Another big contributor to unhappiness is feeling annoyed by something difficult to avoid: other people.  This is a life lesson and also a practical management one: it’s worth it to try to see things through someone else’s perspective.  By practicing empathy you have a much better chance of going through life feeling happy rather than crushed by the boredom of standing in lines or dealing with a coworker’s nagging cough.  David Foster Wallace’s This is Water captures the necessity of this mentality perfectly: be present and take a second to see the good in a situation or else you’ll be mired in petty annoyances and the feeling of everyone being in your way (especially during the holiday season!).  

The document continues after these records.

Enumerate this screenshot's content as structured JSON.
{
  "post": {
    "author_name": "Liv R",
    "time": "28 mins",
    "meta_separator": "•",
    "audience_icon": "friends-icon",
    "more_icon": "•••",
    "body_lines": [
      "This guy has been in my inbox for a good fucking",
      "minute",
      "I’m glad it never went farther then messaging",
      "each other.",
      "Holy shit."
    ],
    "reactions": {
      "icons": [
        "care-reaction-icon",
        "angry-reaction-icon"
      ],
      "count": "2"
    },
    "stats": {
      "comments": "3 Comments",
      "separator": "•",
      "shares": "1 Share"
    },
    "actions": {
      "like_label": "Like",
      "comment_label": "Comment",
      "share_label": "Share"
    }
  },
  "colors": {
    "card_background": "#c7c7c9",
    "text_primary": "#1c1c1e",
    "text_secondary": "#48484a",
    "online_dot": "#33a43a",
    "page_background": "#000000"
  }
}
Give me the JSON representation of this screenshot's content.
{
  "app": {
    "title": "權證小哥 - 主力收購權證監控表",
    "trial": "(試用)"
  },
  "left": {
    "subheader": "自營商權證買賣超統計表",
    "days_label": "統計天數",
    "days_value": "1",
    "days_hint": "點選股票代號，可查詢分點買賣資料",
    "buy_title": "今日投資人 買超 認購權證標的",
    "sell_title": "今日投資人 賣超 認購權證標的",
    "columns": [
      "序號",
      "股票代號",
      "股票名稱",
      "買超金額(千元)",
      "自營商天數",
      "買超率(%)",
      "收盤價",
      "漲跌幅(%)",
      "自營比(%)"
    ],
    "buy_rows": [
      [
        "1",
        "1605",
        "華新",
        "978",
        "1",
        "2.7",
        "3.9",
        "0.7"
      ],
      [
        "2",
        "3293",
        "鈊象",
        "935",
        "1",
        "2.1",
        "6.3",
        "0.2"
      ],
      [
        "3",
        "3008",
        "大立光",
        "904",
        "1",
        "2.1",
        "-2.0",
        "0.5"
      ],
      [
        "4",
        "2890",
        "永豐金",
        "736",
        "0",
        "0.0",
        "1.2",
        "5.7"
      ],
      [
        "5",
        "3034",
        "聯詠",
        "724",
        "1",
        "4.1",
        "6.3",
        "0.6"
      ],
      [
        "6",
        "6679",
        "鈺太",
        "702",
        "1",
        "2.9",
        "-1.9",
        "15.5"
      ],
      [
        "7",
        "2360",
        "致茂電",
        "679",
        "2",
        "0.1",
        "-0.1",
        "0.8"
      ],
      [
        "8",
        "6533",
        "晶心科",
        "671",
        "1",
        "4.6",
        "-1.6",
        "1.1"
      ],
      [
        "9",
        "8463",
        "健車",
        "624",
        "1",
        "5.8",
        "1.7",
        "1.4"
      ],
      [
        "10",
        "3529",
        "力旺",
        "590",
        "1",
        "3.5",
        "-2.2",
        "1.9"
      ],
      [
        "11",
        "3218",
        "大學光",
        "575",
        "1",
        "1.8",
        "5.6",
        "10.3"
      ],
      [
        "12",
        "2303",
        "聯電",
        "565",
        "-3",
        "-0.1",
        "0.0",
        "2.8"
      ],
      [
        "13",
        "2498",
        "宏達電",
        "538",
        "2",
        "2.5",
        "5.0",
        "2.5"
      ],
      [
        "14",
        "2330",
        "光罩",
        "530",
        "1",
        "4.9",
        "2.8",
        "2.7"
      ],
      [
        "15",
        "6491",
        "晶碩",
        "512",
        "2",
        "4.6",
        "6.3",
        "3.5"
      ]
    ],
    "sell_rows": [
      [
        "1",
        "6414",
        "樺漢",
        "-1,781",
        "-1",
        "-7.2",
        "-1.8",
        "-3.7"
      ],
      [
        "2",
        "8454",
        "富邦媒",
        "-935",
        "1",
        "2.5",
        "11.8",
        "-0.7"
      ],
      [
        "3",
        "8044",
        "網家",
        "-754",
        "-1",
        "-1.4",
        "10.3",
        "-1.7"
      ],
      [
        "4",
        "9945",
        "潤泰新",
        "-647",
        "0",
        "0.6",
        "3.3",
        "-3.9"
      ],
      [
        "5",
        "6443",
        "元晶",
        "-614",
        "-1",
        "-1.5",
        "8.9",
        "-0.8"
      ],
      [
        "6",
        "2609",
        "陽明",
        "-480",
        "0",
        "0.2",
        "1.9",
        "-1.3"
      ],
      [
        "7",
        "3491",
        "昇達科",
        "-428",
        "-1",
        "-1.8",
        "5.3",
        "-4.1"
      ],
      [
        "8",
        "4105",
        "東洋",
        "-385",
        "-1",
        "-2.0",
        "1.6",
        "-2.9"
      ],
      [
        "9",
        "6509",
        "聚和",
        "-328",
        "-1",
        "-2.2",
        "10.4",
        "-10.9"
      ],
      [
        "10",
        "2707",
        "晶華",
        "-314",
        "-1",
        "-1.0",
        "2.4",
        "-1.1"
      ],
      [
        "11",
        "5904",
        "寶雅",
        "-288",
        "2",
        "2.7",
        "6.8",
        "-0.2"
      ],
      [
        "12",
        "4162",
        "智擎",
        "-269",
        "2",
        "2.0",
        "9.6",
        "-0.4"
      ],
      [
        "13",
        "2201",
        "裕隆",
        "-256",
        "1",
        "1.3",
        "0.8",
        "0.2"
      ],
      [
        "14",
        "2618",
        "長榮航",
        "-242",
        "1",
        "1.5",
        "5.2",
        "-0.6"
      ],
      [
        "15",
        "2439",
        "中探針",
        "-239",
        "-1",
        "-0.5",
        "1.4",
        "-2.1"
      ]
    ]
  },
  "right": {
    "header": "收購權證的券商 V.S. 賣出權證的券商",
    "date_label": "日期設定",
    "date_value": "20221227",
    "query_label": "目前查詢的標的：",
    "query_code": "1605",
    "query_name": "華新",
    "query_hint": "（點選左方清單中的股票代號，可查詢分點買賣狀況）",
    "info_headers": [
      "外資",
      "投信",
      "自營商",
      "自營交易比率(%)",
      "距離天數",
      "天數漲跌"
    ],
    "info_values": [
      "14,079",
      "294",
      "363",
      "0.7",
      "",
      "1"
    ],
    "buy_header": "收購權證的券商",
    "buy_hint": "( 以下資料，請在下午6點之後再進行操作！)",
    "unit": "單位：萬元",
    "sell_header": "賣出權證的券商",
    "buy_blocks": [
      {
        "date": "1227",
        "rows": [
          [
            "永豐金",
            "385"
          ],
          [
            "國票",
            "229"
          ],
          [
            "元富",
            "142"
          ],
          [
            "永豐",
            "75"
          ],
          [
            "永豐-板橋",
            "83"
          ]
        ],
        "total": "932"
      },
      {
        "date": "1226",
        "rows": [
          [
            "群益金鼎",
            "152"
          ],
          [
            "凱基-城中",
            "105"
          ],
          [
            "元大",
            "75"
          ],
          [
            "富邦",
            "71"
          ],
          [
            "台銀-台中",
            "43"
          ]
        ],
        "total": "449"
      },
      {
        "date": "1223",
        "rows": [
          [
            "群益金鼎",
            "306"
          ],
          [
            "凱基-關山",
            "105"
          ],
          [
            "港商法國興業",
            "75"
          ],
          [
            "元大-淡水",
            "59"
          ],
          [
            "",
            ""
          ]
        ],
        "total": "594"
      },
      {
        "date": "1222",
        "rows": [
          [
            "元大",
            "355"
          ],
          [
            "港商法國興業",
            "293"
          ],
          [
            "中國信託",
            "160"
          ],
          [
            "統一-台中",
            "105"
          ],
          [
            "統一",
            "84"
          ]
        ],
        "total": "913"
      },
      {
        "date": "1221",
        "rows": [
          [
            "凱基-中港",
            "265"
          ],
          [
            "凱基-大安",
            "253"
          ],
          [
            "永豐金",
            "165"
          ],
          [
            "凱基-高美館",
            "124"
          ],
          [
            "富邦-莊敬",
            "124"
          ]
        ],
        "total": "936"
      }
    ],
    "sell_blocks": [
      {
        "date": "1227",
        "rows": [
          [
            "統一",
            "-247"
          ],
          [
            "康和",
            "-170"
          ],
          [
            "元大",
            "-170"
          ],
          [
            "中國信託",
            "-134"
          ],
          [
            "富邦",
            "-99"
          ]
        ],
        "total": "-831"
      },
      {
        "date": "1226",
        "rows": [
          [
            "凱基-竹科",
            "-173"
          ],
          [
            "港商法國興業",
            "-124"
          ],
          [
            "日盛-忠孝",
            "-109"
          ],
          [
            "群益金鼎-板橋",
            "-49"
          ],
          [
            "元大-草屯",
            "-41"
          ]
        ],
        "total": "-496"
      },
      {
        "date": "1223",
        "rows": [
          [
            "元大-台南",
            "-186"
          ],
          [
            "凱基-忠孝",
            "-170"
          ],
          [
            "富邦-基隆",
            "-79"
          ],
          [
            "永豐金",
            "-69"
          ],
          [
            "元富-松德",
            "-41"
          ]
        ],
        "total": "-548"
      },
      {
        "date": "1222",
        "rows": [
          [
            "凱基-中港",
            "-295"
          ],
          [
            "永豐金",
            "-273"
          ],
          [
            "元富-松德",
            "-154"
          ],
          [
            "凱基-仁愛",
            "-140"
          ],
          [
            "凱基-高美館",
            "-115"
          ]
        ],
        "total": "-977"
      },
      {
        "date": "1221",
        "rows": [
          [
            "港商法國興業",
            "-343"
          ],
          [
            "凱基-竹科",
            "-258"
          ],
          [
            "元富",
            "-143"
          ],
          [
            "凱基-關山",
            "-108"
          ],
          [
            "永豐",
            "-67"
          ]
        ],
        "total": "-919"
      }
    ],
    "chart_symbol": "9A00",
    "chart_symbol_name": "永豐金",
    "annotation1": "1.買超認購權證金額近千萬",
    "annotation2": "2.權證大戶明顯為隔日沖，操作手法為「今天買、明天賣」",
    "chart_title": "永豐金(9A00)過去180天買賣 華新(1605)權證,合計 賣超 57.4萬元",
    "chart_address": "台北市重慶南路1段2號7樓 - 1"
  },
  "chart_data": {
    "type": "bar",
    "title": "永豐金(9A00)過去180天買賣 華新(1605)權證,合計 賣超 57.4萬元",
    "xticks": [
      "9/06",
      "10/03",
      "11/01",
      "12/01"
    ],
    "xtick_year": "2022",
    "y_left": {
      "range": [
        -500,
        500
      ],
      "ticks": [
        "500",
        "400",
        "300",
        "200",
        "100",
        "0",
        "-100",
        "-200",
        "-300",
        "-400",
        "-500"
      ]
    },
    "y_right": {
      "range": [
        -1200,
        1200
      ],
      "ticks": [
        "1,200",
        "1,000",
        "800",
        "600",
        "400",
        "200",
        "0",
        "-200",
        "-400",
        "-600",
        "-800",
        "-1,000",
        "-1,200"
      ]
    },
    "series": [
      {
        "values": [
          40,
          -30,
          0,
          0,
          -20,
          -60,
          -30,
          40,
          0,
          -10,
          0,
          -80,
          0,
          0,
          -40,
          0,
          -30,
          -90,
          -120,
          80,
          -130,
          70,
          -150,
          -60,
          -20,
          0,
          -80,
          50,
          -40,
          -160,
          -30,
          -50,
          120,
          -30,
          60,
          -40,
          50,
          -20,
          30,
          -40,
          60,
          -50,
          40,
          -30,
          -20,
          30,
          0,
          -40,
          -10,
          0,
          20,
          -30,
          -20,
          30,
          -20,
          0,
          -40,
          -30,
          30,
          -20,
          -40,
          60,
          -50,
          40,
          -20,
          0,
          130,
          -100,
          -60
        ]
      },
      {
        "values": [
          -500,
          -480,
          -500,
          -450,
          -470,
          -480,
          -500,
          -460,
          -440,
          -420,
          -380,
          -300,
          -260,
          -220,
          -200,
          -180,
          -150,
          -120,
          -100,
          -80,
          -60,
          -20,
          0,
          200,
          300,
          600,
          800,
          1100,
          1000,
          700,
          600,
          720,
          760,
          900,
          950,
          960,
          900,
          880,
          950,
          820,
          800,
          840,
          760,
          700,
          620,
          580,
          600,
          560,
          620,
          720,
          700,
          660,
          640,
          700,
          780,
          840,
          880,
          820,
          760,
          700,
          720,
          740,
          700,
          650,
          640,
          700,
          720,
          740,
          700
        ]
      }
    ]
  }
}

Seeing the good in others rather than getting annoyed by them has been the biggest boon to me experiencing more positive moments.  Ellen Langer notes this in her podcast interview on the Science of Mindfulness as seeing someone not as gullible but rather as trusting, not as impulsive but as spontaneous.  Sitting in an open work environment near others and managing different personalities has its inherent challenges, so why make it more difficult by not finding things to enjoy about those around you?  And in case you think that the idea of mindfulness and being present is only a Buddhist philosophy that requires time spent meditating, Langer’s research shows that being mindful is more about actively focusing on the here and now (rather than meditating to get you ready to be present).  
The irony of FOMO is that by worrying so much about missing out you actually miss out.  You miss the joy in seeing a new hire grow and gain their own recognition, the value in not knowing where your company will be in 2 years but knowing that today, in this place, is a ton of fun.  You also miss the beauty that can be found in watching leaves fall from the trees, or the colors in a sunset or the way your kid’s voice sounds when they sing Doc McStuffins songs.  This is the first year of my life that hasn’t flown by—it’s been rich with work and life moments because I’ve been here, in the present, much more often.
It’s a happier place and I hope that those that I get to meet enjoy it with me.